Per questa prova abbiamo utilizzato un CEAST 9350 con l'opzione per l'alta energia , strumentato con un percussore da 15.6 kN, con una testa emisferica di 20 mm, un sistema di acquisizione dati DAS e un software Visual Impact. Abbiamo anche usato il nostro sistema di serraggio pneumatico con degli adattatori piatti di diametro di 40 mm progettato in conformità con questa norma. La massa d'impatto è di 20 kg e la velocità è stata fissata a 4.4 m / s, l'intervallo di tempo per l'acquisizione dei dati è stato fissato a 30 millisecondi.
La norma ISO 6.603-2 afferma che i provini possono essere lasciati sbloccati. Tuttavia si rileva che i risultati delle prove ottenute con provini bloccati e sbloccati possono essere diversi a causa della libertà di movimento che il provino ha lontano dal punto d'impatto. Il libero movimento dei bordi può causare vibrazioni con maggiori ampiezze nei dati. Per ridurre al minimo gli effetti negativi dell'attrito che si verifica tra la testa del percussore ed il provino, la norma consiglia l'applicazione di un lubrificante, come ad esempio la vaselina, sulla punta del percussore. I valori della prova ottenuti con la punta lubrificata sono inferiori rispetto ai limiti inferiori inequivocabili delle caratteristiche meccaniche del materiale. L'energia disponibile utilizzata per la prova deve essere tale che il rallentamento della velocità non sia più del 20% dall'inizio della prova fino al punto di picco (massimo) del carico. E 'stato osservato che quando l'energia d'impatto disponibile è almeno tre volte di più dell'energia a pieno carico, la velocità di rallentamento è inferiore del 20%.
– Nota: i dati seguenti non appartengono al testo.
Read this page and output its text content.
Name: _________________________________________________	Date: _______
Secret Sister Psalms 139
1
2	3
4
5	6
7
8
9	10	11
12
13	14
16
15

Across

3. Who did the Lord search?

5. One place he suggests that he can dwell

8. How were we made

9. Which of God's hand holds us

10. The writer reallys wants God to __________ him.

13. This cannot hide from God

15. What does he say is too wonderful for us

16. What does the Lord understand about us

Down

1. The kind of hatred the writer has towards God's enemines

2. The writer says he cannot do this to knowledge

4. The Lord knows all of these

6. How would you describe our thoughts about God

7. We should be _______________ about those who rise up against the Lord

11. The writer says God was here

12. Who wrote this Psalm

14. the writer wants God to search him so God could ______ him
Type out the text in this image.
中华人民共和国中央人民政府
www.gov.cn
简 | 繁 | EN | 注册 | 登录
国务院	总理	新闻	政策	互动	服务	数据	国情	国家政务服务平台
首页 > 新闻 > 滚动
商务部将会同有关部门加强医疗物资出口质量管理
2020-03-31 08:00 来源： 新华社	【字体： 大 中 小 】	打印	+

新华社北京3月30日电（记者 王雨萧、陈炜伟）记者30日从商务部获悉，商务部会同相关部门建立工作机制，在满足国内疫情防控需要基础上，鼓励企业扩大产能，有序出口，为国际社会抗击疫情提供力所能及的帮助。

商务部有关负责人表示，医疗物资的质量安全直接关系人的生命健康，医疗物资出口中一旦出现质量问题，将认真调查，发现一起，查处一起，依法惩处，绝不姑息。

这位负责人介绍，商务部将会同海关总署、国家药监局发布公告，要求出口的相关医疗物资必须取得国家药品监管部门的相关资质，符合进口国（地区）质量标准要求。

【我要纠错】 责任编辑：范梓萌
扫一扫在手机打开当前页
Le prove devono essere condotte sotto l'atmosfera standard di laboratorio di 23 ± 2 ° C e con il 50% di umidità relativa. Modificando il condizionamento e la temperatura di prova e testando in modo controllato ad ogni data velocità d'impatto, si può stabilire la temperatura alla quale si passa da un materiale duttile ad un materiale fragile per la maggior parte delle materie plastiche.
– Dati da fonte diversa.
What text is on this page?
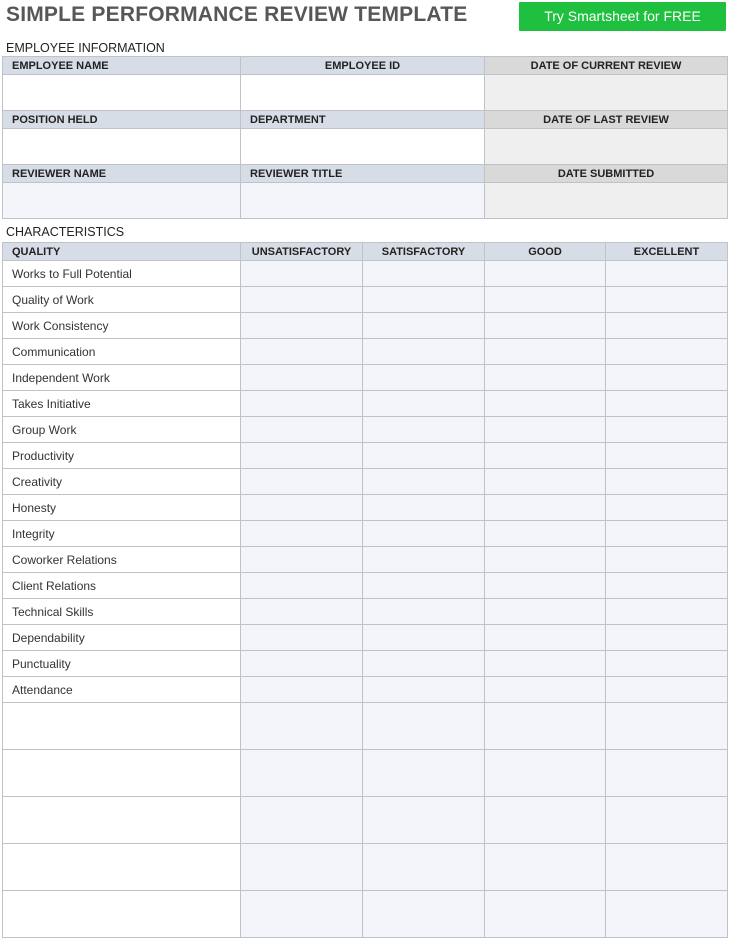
SIMPLE PERFORMANCE REVIEW TEMPLATE	Try Smartsheet for FREE
EMPLOYEE INFORMATION
EMPLOYEE NAME	EMPLOYEE ID	DATE OF CURRENT REVIEW

POSITION HELD	DEPARTMENT	DATE OF LAST REVIEW

REVIEWER NAME	REVIEWER TITLE	DATE SUBMITTED

CHARACTERISTICS
QUALITY	UNSATISFACTORY	SATISFACTORY	GOOD	EXCELLENT
Works to Full Potential				
Quality of Work				
Work Consistency				
Communication				
Independent Work				
Takes Initiative				
Group Work				
Productivity				
Creativity				
Honesty				
Integrity				
Coworker Relations				
Client Relations				
Technical Skills				
Dependability				
Punctuality				
Attendance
Questa configurazione di prova è adatta per determinare le caratteristiche prestazionali di materiali plastici in condizioni d'impatto. Sia i fornitori di plastica che i loro clienti possono utilizzare i risultati delle prove per verificare le prestazioni del prodotto. L'uso di una camera climatica permette ad entrambe le parti di capire come si comporta il materiale in applicazioni più fredde o più calde.